Here's an exemple from the readme:
var coffeescript = require('connect-coffee-script');
var connect = require('connect');
var app = connect();
app.use(coffeescript({
src: __dirname,
dest: __dirname + '/public',
bare: true
}));
app.use(connect.static(__dirname + '/public'));
app.listen(3000)
If you would like to use a great existing plugin I would recommend Trevor Burnham's Connect-Assets. It helps compiling, minifying and concatenating .js and .coffee-files and optimizes how the files are being served (a far-future expires header with invalidation using the file's md5-hash). Well written plugin.
coffee-middleware did exactly what I wanted to - minimal setup, no generated files, and not sloppy.
When it gets a request for somescript.js it will check if there is a somescript.coffee. If there is, it will compile it and send it over.
Install it:
npm install coffee-middleware
To use, just add
app.use require('coffee-middleware') src: "#{__dirname}/your/web/root"

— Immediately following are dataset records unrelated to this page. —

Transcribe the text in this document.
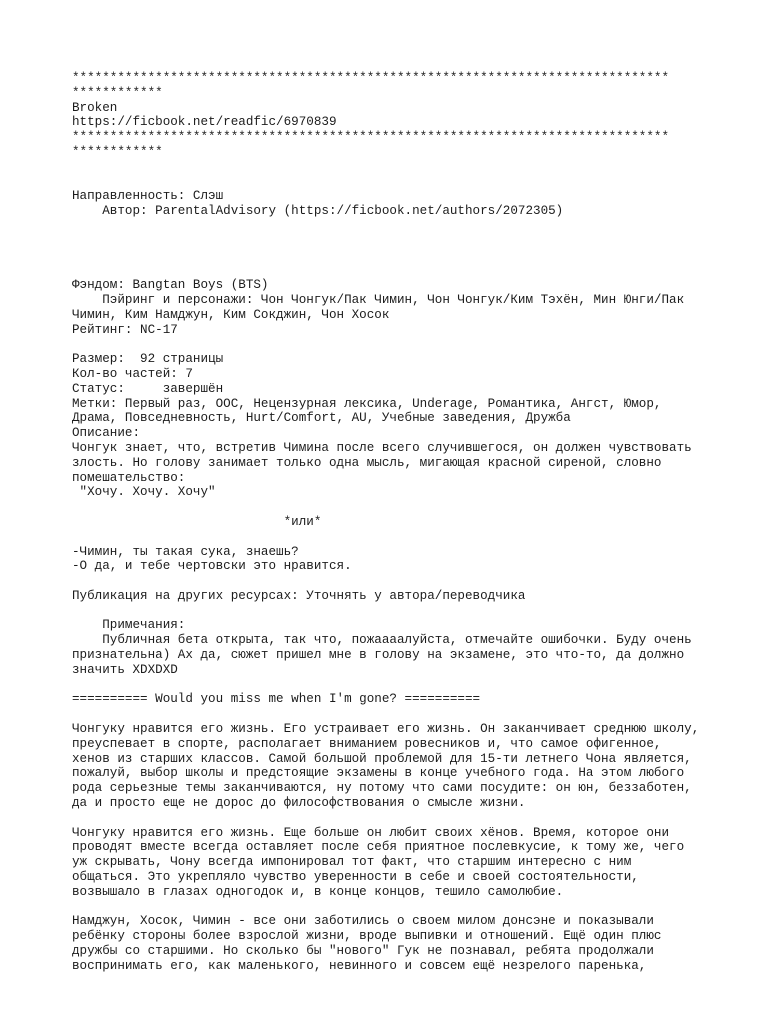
*******************************************************************************
************
Broken
https://ficbook.net/readfic/6970839
*******************************************************************************
************
Направленность: Слэш
Автор: ParentalAdvisory (https://ficbook.net/authors/2072305)
Фэндом: Bangtan Boys (BTS)
Пэйринг и персонажи: Чон Чонгук/Пак Чимин, Чон Чонгук/Ким Тэхён, Мин Юнги/Пак
Чимин, Ким Намджун, Ким Сокджин, Чон Хосок
Рейтинг: NC-17
Размер:  92 страницы
Кол-во частей: 7
Статус:     завершён
Метки: Первый раз, ООС, Нецензурная лексика, Underage, Романтика, Ангст, Юмор,
Драма, Повседневность, Hurt/Comfort, AU, Учебные заведения, Дружба
Описание:
Чонгук знает, что, встретив Чимина после всего случившегося, он должен чувствовать
злость. Но голову занимает только одна мысль, мигающая красной сиреной, словно
помешательство:
"Хочу. Хочу. Хочу"
*или*
-Чимин, ты такая сука, знаешь?
-О да, и тебе чертовски это нравится.
Публикация на других ресурсах: Уточнять у автора/переводчика
Примечания:
Публичная бета открыта, так что, пожаааалуйста, отмечайте ошибочки. Буду очень
признательна) Ах да, сюжет пришел мне в голову на экзамене, это что-то, да должно
значить XDXDXD
========== Would you miss me when I'm gone? ==========
Чонгуку нравится его жизнь. Его устраивает его жизнь. Он заканчивает среднюю школу,
преуспевает в спорте, располагает вниманием ровесников и, что самое офигенное,
хенов из старших классов. Самой большой проблемой для 15-ти летнего Чона является,
пожалуй, выбор школы и предстоящие экзамены в конце учебного года. На этом любого
рода серьезные темы заканчиваются, ну потому что сами посудите: он юн, беззаботен,
да и просто еще не дорос до философствования о смысле жизни.
Чонгуку нравится его жизнь. Еще больше он любит своих хёнов. Время, которое они
проводят вместе всегда оставляет после себя приятное послевкусие, к тому же, чего
уж скрывать, Чону всегда импонировал тот факт, что старшим интересно с ним
общаться. Это укрепляло чувство уверенности в себе и своей состоятельности,
возвышало в глазах одногодок и, в конце концов, тешило самолюбие.
Намджун, Хосок, Чимин - все они заботились о своем милом донсэне и показывали
ребёнку стороны более взрослой жизни, вроде выпивки и отношений. Ещё один плюс
дружбы со старшими. Но сколько бы "нового" Гук не познавал, ребята продолжали
воспринимать его, как маленького, невинного и совсем ещё незрелого паренька,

before whatever you use to serve static files.
Simple example that serves files in a "public" directory, complies coffeescript before sending it over, and does colored logging:
app = require('express')()
app.use require('morgan') 'dev'
app.use require('coffee-middleware') src: "#{__dirname}/views"
app.use require('serve-static') "#{__dirname}/views"
app.listen 80
To use above code:
mkdir coffeeServer
cd coffeeServer
npm install morgan coffee-middleware serve-static
npm install coffee-script -g
echo 'app = require("express")()
app.use require("morgan") "dev"
app.use require("coffee-middleware") src: "#{__dirname}/views"
app.use require("serve-static") "#{__dirname}/views"
app.listen 80' > server.coffee
coffee -c server.coffee
mkdir views
cd views
echo 'console.log "Hello world!"' > script.coffee
cd ..
node server.js
You can copy the whole bunch into the terminal and it will setup and run the server.
To test:
curl XXX.XXX.XXX.XXX/script.js
That last bit should spit out
(function() {
console.log("Hello world!");
}).call(this);
//# sourceMappingURL=data:application/json;base64,eyJ2ZXJzaW9uIjozLCJmaWxlIjoic2NyaXB0LmpzIiwic291cmNlcyI6WyJzY3JpcHQuY29mZmVlIl0sIm5hbWVzIjpbXSwibWFwcGluZ3MiOiJBQUFBO0FBQUEsRUFBQSxPQUFPLENBQUMsR0FBUixDQUFZLGNBQVosQ0FBQSxDQUFBO0FBQUEifQ==NHS0076
Good luck!
I think you should compile COFFEE files only once, especially with production mode
If you want use coffee with Express 3, or with any web framework look to this repo ExpressOnSteroids You can use this solution, or create your own with Cakefile from this project
You can use Coffee4Clients to render coffee assets to javascript on the fly with your express server.
Update: Coffee4Clients has been killed in favour of DocPad which pre-compiles your assets.